Тетка на соседней койке продолжает химичить со своими порошками. Неистребимый оптимизм подвигает ее не только аккуратно глотать свои снадобья по утрам и вечерам, но и предлагать желющим "подлечиться". Плата смехотворна: просто немного признательности. Вот и шлепают босыми пятками к заветной тумбочке желающие, из тех, кто еще имеет силы шлепать. Обычно ближе к ночи. У нас вообще как-то по вечерам наблюдается определенное, простите за каламбур, оживление перед тем, как окончательно гаснет свет, и ночь наполняется хрипом и храпом. Есть в этом что-то архитипическое. Я пробовал разобраться, не объекивно, конечно, от этого я с полным основанием отказался с той поры, как стал, года полтора назад, видеть по ночам разгуливающего по палатам Ангела смерти в широком балахоне и с той самой вульгарной косой на плече. Какая уж после этого объективность, да и не до нее теперь. Но, так, для себя, выстроил некоторую периодизацию: утро - самый мрачный отрезок суток. Никогда не яркое, не солнечное, извечно серо-злорадное, оно безжалостно вытаскивает тебя из пусть тоже нерадостного, но все же милосердного, молчащего забытья, сдирает покров тьмы и обнажает ряды убогих тел под убогими покрывалами, заставляет нас, убогих, совершать какие-то, по большому счету, ненужные, манипуляции: шарить рукой по холодному кафелю в поисках ненавистной, но любимой стеклянной посудины для мочи, отхаркивать клубки мутной слизи, промывать борным раствором слипшиеся веки, а для чего? День приносит с собой ощущение "не даром"-существования. Раз ты лежишь на больничной койке, это тебя кое к чему обязывает. Соответствие больничному распорядку дает тебе ощущение разумности твоего бытия. 8-00 - завтрак, глотай пару ложек каши и запивай стаканом жидкого чая и все остальное до самого конца твоего дневного существования - ожидаемый и приветствуемый укол - и выпадение в вечерний ступор, когда начинается оживляж. Вечер, вечер - ты мой кумир. Долой бинты и проблемы, нам даже позволено слушать музыку на заезженных кассетах, но идея та же - идея освобождения или смерти.
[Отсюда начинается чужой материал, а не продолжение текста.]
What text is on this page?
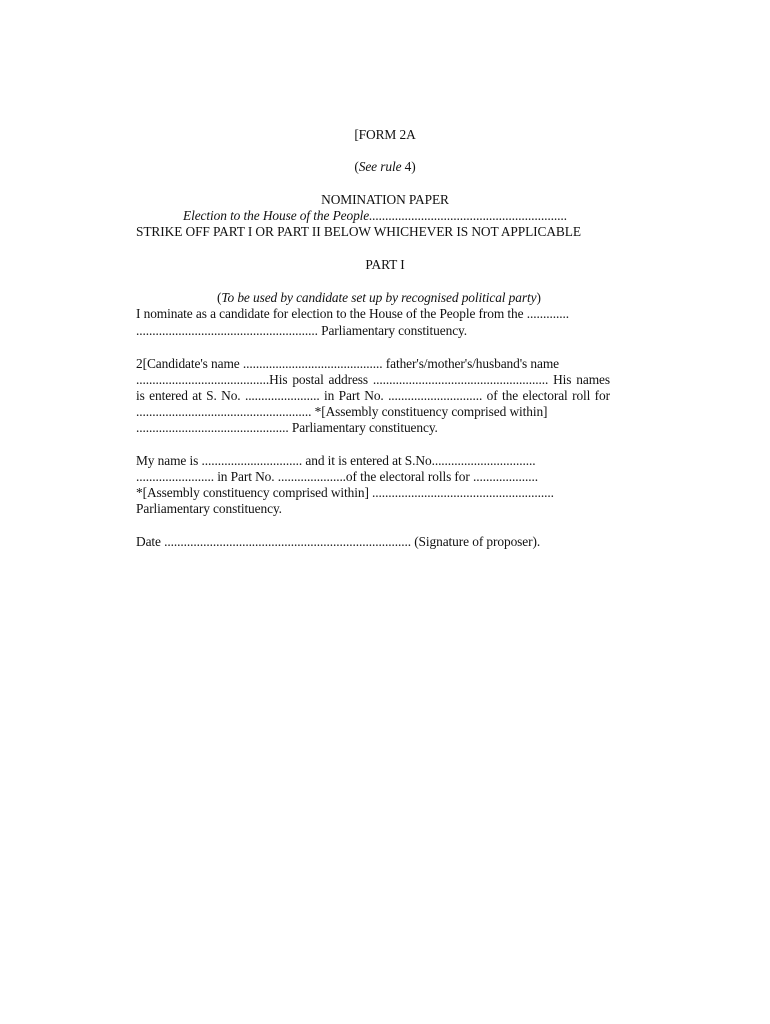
[FORM 2A
(See rule 4)
NOMINATION PAPER
Election to the House of the People.............................................................
STRIKE OFF PART I OR PART II BELOW WHICHEVER IS NOT APPLICABLE
PART I
(To be used by candidate set up by recognised political party)
I nominate as a candidate for election to the House of the People from the .............
........................................................ Parliamentary constituency.
2[Candidate's name ........................................... father's/mother's/husband's name
.........................................His postal address ...................................................... His names
is entered at S. No. ....................... in Part No. ............................. of the electoral roll for
...................................................... *[Assembly constituency comprised within]
............................................... Parliamentary constituency.
My name is ............................... and it is entered at S.No................................
........................ in Part No. .....................of the electoral rolls for ....................
*[Assembly constituency comprised within] ........................................................
Parliamentary constituency.
Date ............................................................................ (Signature of proposer).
Любая ночь - это ночь выбора. Выбора между смертью и жизнью.

Я выбираю жизнь. И мне жаль, что те, кого я люблю, не хотят жизни, но желают закопать себя в грязном песке. А я вижу лапку вездесущего и всеблаженного сфинкса, и он протянул ее нам.

Всего лишь несколько грамм вечности, и я приветствую тебя, Сфинкс, ты мой брат!